Characterization and Dioxygen Reactivity of a New Series of Coordinatively Unsaturated Thiolate-Ligated Manganese(II) Complexes

The synthesis, structural, and spectroscopic characterization of four new coordinatively unsaturated mononuclear thiolate-ligated manganese (II) complexes ([Mn-II ((SN4)-N-Me2 (6-Me-DPEN))] (BF4) (1), [Mn-II((SN4)-N-Me2(6-Me-DPPN))](BPh4)center dot MeCN (3), [Mn-II((SN4)-N-Me2(2-QuinoPN))] (PF6)center dot MeCN center dot Et2O (4), and [Mn-II((SN4)-N-Me2(6-H-DPEN)(MeOH)](BPh4) (5)) is described, along with their magnetic, redox, and reactivity properties.

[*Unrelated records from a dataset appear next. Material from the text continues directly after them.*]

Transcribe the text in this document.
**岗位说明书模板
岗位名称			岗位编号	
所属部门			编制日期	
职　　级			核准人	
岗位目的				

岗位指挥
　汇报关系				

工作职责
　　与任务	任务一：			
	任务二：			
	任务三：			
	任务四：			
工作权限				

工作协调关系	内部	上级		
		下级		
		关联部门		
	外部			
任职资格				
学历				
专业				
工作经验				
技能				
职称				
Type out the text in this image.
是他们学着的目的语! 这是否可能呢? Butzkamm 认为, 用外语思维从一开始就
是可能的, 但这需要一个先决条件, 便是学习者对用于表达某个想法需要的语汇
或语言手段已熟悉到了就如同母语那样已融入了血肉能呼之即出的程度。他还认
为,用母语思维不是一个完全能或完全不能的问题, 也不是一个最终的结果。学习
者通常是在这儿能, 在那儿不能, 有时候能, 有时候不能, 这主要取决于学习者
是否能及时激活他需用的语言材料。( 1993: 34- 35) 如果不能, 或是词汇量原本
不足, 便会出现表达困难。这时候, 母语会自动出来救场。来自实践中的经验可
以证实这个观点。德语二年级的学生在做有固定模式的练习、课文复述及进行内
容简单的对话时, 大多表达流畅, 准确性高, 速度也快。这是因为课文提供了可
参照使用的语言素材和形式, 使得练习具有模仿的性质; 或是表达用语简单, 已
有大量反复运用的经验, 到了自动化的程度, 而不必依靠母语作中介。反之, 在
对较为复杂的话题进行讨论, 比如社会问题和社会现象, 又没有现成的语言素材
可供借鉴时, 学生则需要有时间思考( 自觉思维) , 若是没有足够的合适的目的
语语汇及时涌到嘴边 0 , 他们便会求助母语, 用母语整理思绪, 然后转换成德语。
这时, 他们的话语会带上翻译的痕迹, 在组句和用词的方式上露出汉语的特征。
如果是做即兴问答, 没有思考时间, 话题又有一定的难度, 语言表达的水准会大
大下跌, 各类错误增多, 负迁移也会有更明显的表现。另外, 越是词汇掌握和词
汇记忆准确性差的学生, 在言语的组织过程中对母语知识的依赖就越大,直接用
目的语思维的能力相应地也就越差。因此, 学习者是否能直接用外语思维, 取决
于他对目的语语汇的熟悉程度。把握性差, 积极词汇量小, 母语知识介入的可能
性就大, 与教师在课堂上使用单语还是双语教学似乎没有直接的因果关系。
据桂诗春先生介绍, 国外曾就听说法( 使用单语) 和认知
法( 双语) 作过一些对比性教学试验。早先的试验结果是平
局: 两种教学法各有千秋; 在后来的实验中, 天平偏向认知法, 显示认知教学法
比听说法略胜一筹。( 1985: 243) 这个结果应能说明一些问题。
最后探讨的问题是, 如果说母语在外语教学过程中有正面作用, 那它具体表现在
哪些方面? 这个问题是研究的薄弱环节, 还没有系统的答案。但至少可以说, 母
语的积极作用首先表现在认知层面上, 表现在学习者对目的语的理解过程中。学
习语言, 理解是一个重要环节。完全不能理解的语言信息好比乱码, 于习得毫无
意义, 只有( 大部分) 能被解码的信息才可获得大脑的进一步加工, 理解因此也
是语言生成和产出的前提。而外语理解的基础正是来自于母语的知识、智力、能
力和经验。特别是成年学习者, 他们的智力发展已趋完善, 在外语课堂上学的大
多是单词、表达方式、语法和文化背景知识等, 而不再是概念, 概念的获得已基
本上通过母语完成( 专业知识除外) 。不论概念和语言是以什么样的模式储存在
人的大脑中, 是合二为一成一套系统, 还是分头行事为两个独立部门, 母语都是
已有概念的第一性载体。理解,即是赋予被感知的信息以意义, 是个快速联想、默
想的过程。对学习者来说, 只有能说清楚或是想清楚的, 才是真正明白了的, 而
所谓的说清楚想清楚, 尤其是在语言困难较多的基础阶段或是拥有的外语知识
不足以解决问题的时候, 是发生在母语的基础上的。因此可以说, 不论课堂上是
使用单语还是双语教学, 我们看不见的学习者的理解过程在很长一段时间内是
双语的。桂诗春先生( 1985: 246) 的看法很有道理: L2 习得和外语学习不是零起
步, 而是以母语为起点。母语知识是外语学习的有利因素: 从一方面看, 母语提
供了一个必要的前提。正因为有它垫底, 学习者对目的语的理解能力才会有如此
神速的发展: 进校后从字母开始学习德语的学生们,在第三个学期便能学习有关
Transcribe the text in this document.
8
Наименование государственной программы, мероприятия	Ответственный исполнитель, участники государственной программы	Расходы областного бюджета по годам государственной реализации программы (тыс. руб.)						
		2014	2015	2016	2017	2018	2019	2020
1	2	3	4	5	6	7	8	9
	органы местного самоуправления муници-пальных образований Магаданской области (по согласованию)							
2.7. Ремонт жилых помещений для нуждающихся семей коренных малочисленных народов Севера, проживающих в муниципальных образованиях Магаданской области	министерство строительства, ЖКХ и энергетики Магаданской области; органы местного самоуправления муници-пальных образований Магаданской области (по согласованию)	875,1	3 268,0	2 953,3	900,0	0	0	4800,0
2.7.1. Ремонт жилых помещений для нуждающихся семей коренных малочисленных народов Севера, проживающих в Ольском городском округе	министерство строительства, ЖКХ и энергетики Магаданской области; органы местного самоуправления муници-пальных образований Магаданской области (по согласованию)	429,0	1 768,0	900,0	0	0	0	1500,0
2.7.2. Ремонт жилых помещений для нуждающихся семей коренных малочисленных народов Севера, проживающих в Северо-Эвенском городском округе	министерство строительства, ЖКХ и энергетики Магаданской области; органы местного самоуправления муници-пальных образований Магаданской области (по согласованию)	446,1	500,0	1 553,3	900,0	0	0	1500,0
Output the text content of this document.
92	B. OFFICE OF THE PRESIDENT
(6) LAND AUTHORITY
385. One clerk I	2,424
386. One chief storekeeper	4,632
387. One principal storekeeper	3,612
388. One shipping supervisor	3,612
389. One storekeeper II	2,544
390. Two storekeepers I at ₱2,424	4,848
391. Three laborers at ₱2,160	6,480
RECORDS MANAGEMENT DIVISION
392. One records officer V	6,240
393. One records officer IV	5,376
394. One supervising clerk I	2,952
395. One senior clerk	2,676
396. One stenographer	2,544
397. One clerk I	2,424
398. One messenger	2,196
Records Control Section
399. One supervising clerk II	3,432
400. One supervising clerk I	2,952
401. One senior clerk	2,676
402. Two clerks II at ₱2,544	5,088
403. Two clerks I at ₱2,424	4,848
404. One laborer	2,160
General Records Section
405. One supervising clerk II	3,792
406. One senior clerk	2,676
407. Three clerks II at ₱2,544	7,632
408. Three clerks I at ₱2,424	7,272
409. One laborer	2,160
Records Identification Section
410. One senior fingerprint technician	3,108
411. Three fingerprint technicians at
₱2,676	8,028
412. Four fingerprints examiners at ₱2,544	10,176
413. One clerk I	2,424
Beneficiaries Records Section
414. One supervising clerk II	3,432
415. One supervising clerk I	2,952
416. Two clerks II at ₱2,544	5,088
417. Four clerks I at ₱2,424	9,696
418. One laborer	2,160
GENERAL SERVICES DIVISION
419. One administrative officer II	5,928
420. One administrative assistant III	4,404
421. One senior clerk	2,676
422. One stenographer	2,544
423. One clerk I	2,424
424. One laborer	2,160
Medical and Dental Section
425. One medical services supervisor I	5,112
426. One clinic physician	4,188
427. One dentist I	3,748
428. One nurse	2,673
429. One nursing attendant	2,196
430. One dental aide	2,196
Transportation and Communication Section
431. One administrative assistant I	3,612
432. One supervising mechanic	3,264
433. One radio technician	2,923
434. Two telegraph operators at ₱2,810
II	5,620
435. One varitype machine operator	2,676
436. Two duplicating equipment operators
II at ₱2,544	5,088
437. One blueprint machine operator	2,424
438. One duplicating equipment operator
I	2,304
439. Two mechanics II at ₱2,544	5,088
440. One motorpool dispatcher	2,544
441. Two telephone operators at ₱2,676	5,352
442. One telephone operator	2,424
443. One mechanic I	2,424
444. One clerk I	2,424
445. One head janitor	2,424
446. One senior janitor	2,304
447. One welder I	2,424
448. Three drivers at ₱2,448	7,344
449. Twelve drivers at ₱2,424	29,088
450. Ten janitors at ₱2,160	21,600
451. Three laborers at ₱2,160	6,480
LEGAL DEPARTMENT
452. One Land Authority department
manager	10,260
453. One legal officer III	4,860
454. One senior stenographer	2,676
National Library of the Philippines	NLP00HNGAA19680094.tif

These complexes are structurally related to recently reported [Mn-II(((SN4)-N-Me2(2-QuinoEN))](PF6) (2) (Coggins, M. K.; Kovacs, J. A. J. Am. Chem. Soc. 2011, 133, 12470). Dioxygen addition to complexes 1-5 is shown to result in the formation of five new rare examples of Mn(III) dimers containing a single, unsupported oxo bridge: Mn-III((SN4)-N-Me2(6-Me-DPEN)](2)-(mu-O) (BF4)(2)center dot 2MeOH (6), [Mn-III((SN4)-N-Me2(QuinoEN)](2)-(mu-O)(PF6)(2)center dot Et2O (7), [Mn-III((SN4)-N-Me2(6-Me-DPPN)](2)-(mu-O)(BPh4)(2) (8), [Mn-III((SN4)-N-Me2(QuinoPN)](2)-(mu-O)(BPh4)(2) (9), and [Mn-III((SN4)-N-Me2(6-H-DPEN)](2)-(mu-O)(PF6)(2)center dot 2MeCN (10). Labeling studies show that the oxo atom is derived from O-18(2). Ligand modifications, involving either the insertion of a methylene into the backbone or the placement of an ortho substituent on the N-heterocyclic amine, are shown to noticeably modulate the magnetic and reactivity properties. Fits to solid-state magnetic susceptibility data show that the Mn(III) ions of mu-oxo dimers 6-10 are moderately antiferromagnetically coupled, with coupling constants (2J) that fall within the expected range. Metastable intermediates, which ultimately convert to mu-oxo bridged 6 and 7, are observed in low-temperature reactions between 1 and 2 and dioxygen. Complexes 3-5, on the other hand, do not form observable intermediates, thus illustrating the effect that relatively minor ligand modifications have upon the stability of metastable dioxygen-derived species.